Book Review: Gunn’s Golden Rules: Life’s Little Lessons for Making it Work

“You can be too rich and too thin, but you can never be too well read or too curious about the world.”    Tim Gunn

Edited to add:  This book comes out on Tuesday, September 7, 2010.

Tim Gunn’s latest book Gunn’s Golden Rules: Life’s Little Lessons for Making It Work is a unique amalgam of etiquette guide, pet peeves, personal memoirs, and dishy tales of the divas and the don’ts of the fashion world.  Says Ada Calhoun, who collaborated with Gunn, “Our operating framework was a trusted teacher’s office hours. Tim tried to think of what he’d tell students who came to him for advice on how to get along in the world,” and this he certainly does, with an abundance of personal anecdotes, so many, in fact, that you will come away from this book feeling as if he had told you his entire life story.

Gunn’s Golden Rules contains 18 ‘rules’, starting with Make it Work and ending with Carry On.  Gunn gives his opinions on a range of social niceties, from holding doors to gift giving, with plenty of real life examples to back them up, including examples of his own social gaffs plus those of others, including many well-known players on the world fashion stage.

Gunn shares his wisdom from the classroom when he tells of many of his experiences as an educator, both at Parsons, where he worked for over 20 years, and at the Corcoran College of Art in Washington DC, where he held his first teaching position, plus his work on the American reality television series, Project Runway, and as Chief Creative Officer for Liz Claiborne, Inc.

One intriguing recurring theme is Gunn’s discussion of what a shy person he is, and how he has been able to Make it Work and live life successfully, despite his shyness. If you are a shy person, withdrawn and reserved, and dreaming of normalcy, I recommend you pick up this book, if only to read of Gunn’s experiences on that topic, so you too can Make it Work.

“I hear this a lot as an excuse for why people don’t take chances or don’t succeed in getting the job they want or the relationship they desire: ‘I’m so shy. I get very nervous.’ ‘I’m shy by nature!’ I say. ‘I’m withdrawn. You have to learn how to engage. If I did, anyone can.’’

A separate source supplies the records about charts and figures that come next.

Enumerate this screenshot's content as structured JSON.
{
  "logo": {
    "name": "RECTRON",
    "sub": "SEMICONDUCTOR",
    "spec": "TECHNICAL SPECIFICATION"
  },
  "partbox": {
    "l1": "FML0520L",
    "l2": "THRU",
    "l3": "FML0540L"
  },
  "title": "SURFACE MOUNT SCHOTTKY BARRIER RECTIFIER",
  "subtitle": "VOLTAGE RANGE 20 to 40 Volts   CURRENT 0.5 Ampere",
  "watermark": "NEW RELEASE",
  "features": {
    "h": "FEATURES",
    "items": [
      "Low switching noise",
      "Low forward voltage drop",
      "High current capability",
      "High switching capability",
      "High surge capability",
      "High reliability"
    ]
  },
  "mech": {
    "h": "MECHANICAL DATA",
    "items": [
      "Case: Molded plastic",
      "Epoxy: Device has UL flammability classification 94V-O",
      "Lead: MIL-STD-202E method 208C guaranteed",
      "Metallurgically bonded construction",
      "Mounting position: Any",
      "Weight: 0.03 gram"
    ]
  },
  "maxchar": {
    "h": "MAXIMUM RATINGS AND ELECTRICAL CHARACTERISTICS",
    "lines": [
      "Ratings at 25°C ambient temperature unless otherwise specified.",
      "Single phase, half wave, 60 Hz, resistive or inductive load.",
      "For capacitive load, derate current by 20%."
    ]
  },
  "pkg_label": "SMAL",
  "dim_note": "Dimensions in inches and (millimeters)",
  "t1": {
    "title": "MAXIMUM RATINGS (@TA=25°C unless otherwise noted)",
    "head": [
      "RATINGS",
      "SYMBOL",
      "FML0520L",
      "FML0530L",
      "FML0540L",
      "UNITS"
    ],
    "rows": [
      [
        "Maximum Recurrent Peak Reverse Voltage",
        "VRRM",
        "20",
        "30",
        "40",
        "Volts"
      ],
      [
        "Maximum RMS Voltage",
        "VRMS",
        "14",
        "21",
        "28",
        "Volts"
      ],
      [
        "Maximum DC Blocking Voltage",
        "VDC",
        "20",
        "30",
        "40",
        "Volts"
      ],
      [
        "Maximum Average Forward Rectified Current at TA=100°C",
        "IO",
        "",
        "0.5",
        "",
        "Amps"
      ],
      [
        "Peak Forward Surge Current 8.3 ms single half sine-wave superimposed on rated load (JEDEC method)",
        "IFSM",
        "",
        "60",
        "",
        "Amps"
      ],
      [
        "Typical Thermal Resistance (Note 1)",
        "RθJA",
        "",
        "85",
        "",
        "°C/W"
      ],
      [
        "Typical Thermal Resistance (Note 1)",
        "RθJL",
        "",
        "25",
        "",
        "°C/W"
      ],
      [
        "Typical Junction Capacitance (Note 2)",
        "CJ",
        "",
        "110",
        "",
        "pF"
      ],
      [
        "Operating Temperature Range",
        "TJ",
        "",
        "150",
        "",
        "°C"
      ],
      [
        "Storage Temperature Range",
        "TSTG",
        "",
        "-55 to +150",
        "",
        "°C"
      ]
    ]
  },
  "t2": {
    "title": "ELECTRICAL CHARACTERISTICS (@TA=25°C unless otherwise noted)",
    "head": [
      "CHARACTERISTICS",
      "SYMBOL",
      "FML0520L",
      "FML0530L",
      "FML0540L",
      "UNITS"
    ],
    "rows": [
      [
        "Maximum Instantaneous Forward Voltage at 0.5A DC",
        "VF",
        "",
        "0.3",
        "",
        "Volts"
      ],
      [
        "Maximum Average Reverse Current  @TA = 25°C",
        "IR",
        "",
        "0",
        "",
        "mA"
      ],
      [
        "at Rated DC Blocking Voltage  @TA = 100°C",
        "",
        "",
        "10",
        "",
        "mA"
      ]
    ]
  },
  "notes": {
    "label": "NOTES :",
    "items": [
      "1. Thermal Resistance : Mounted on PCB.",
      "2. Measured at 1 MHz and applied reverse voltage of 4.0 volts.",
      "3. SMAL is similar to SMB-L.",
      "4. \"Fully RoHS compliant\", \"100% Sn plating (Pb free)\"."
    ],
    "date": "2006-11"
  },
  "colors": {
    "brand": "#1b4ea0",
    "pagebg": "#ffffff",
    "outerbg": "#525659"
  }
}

This is coming from a man who threw up in the school parking lot on the way to teach his first class (fellow teachers, good story, I assure you).  I was nervous on my first day of teaching, but not that nervous.

On the subject of Project Runway, Gunn certainly dishes, and throughout it all the love and respect he has for each of the designers, the way a teacher loves and respects his students (oddballs included), consistently comes through. This is no mere behind-the-scenes exposé. Gunn shares what did not work in the workroom and on the runway (and what did work), all as examples to back up the rationale behind his Golden Rules.

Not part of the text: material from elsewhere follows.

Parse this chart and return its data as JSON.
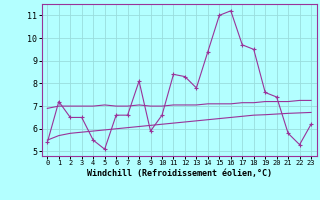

Woven throughout Golden Rules are intimate stories from Gunn’s personal life, ranging from his childhood as the son of J. Edgar Hoover’s ghostwriter, to a teenage suicide attempt, to his love life in adulthood.  Of the many insights contained in this book, some of my favorites include:

  • How becoming a television personality later in his career has served to keep him grounded in reality, and prevented him from becoming a drama queen.
  • The striking resemblance J. Edgar Hoover bore to Vivian Vance at one point, and the surprise of meeting of Vivian Vance on a visit to Hoover’s office in 1961, while at the same time, Hoover himself was absent.
  • Martha Stewart’s bizarre prohibition on Diet Coke in her television studio. 
  • His experiences and point of view on being closeted, coming out, and being a positive gay role model today.
  • Descriptions of the Vogue offices, and the tale of how he was almost sued by Anna Wintour.

Above all, Gunn’s message is one of kindness and consideration. As he says on the subject of holding doors for people in public places (and not only women), “It has to do with noticing our fellow human beings and saying, ‘I recognize that you’re on this planet, and I don’t want a door hitting you in the face.’”

Ada Calhoun, who helped Gunn write this book sums up her experience working with Gunn quite sweetly, “Friends keep asking me what Tim is like in person. The truth is that he is kindness and generosity personified.” After reading Gunn’s Golden Rules, I believe it.

My two favorite rules?  Rule 8, Physical Comfort is Overrated, and Rule 13, Know What to Get Off Your Chest and What to Take to the Grave.

Before you all click away to order your copy of Golden Rules, take a look at this video of Gunn and Christian Siriano of Project Runway having a walk-off.  The walk-off is amusing, but for me, the real high point of this film is when Heidi Klum has Gunn doubled over in laughter as she tickles him. The man’s laughter is adorable.



Gunn, Tim.  (2010)  Gunn’s Golden Rules:  Life’s Little Lessons for Making it Work.  Gallery Books:  New York.

Gunn’s Golden Rules, undated blog post by Ada Calhoun.